How to Make Schools Safer with the Four Pillars of Physical Safety | #schoolsaftey


Burke’s and Delgadillo’s districts are both considering BluePoint Alert Solutions for their school buildings. This technology, which looks like a blue fire alarm, alerts the police when activated.

“It gives an audible alert and flashing blue lights in your hallways and in your parking lot. There’s an audible message that circulates on all your systems and your TVs indicating there’s been an incident,” Burke explains. “It gives very specific locations from where it was pulled that activates the cameras for law enforcement and first responders. They can pull up, on their phones, the cameras in the location where the event is taking place to see live footage.”

“Communication is key when it comes to these situations,” Delgadillo says. “We upgraded to Motorola radios, and we added repeaters to both campuses so we can have cross-traffic.”

Steven’s district also wanted to upgrade its radios but found that many of the products were backordered and delayed due to the pandemic. To bridge the gap caused by supply chain issues, the district found new ways to use the devices it already had.

“We looked at the radios we had throughout the entire building. We assessed the time of day that the staff needed the radios,” she says. “We found that the base radios for the secretary staff at the main office could be used, so we deployed their radios in the classroom during the day.”

How Do Mental Well-Being and School Culture Contribute to Safety?

Mental well-being and positive school culture ensure that the school is a place students and staff feel safe. While there are technologies that support this pillar of physical safety, a lot of it also comes down to training and carefully balancing security and learning technologies.

For McHenry Community High School, striking that balance is possible with the help of software like GoGuardian. “We monitor the kids and what they’re looking for on the internet,” Delgadillo says. “We can pick up some of those things and hopefully prevent something bad from happening.”

DISCOVER: Technology tools support schools’ mental health efforts.

Burke, meanwhile, praises his district’s threat assessment team, which consists of a teacher/counselor from the grade school, the district’s head of special education curriculum, the school psychologist, a social worker and Burke himself.

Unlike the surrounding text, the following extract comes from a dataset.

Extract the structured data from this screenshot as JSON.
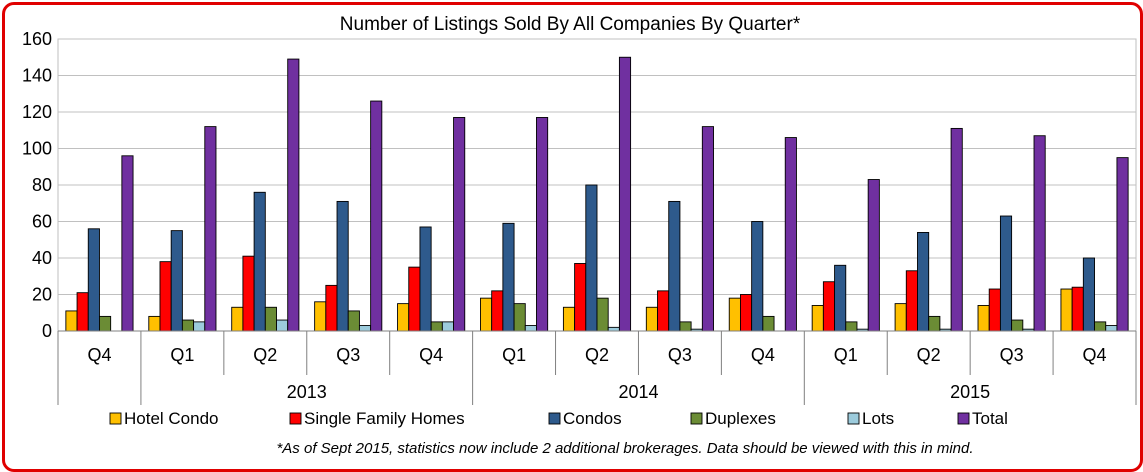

“We have a very good threat assessment team that does deep dives when they have suspicions or when something is going on with a student,” he says. “They can get into the background and even bring in the psychologist or the social worker to figure out what’s going on with the student. Your threat assessment team is really step one of your school security.”

This helps his district maintain the balance between a welcoming learning environment and a safe one, Burke says.

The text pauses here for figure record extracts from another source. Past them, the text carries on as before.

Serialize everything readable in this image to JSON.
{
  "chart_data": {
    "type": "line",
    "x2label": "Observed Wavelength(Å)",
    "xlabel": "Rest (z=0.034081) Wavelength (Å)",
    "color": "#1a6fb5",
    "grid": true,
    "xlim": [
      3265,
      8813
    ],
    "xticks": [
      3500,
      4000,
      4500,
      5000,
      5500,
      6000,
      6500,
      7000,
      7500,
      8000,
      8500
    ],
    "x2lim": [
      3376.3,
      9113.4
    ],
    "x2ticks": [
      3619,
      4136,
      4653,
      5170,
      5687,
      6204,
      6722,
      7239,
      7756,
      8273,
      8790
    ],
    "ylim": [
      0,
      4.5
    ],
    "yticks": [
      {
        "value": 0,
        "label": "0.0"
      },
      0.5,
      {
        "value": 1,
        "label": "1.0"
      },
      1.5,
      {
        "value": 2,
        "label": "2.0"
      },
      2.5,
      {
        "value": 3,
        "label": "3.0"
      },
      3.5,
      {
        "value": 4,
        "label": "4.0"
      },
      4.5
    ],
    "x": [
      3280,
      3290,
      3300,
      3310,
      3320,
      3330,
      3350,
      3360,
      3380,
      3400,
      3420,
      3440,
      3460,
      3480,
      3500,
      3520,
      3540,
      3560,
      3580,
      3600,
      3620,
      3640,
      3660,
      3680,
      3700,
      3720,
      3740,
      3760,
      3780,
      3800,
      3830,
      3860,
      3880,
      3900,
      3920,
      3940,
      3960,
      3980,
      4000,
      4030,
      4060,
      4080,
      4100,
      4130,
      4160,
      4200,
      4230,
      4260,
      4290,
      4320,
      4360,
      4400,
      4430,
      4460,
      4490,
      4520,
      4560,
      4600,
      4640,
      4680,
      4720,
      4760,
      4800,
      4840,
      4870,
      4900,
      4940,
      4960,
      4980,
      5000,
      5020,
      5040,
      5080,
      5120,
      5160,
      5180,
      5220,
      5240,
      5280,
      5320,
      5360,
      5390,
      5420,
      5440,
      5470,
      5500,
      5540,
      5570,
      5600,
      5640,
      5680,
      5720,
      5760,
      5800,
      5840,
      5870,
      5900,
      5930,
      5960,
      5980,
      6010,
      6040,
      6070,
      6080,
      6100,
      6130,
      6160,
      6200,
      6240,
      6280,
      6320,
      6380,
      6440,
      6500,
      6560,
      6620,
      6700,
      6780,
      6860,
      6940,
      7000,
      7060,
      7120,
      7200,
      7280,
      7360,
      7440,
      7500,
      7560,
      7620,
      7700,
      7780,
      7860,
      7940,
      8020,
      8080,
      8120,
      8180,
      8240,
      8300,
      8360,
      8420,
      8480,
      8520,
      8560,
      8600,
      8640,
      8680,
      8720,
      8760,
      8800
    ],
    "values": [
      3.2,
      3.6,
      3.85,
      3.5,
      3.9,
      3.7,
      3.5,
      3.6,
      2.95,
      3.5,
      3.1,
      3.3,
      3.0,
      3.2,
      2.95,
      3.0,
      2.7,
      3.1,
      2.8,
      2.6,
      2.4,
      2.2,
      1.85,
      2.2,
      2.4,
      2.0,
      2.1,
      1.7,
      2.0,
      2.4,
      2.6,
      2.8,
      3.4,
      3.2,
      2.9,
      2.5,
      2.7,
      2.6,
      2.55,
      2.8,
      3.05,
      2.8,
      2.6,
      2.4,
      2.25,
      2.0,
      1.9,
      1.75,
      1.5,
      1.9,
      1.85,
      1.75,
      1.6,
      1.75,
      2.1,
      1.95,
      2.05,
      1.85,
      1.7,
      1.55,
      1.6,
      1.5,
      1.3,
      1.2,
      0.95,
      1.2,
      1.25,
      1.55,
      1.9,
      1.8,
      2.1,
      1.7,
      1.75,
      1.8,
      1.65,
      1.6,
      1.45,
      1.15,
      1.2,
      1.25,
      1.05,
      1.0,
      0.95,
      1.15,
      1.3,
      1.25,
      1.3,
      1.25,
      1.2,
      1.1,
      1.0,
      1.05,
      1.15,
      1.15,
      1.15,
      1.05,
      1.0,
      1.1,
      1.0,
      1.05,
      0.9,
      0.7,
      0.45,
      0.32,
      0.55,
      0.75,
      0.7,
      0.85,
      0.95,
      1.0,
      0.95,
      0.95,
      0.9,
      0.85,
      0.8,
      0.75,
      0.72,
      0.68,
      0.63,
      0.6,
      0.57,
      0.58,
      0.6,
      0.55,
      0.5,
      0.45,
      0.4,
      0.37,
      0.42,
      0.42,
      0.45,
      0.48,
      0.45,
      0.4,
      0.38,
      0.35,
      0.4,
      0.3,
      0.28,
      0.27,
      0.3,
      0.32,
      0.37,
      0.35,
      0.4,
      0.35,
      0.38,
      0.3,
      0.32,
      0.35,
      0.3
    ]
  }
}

“School safety is unique because you’re trying to merge two things that really are opposites. You want to create a healthy school environment — a warm, inviting environment for the kids to learn in — but now you’re incorporating safety, which can be rigid and more structured and maybe not so warm and fuzzy,” Burke says. “I’ll be honest, it’s not a nice topic to talk about, but in the world we live in today, we kind of have to adjust to these things, so you’re merging two cultures.”

Stevens also is working toward merging new safety measures with the traditional school environment. “The goal is for it to be a warm environment where everyone can learn and grow,” she says. “When we look at our school emergency and response plans, we want staff and students to feel empowered to respond to any crisis. That’s why having a plan is so important.”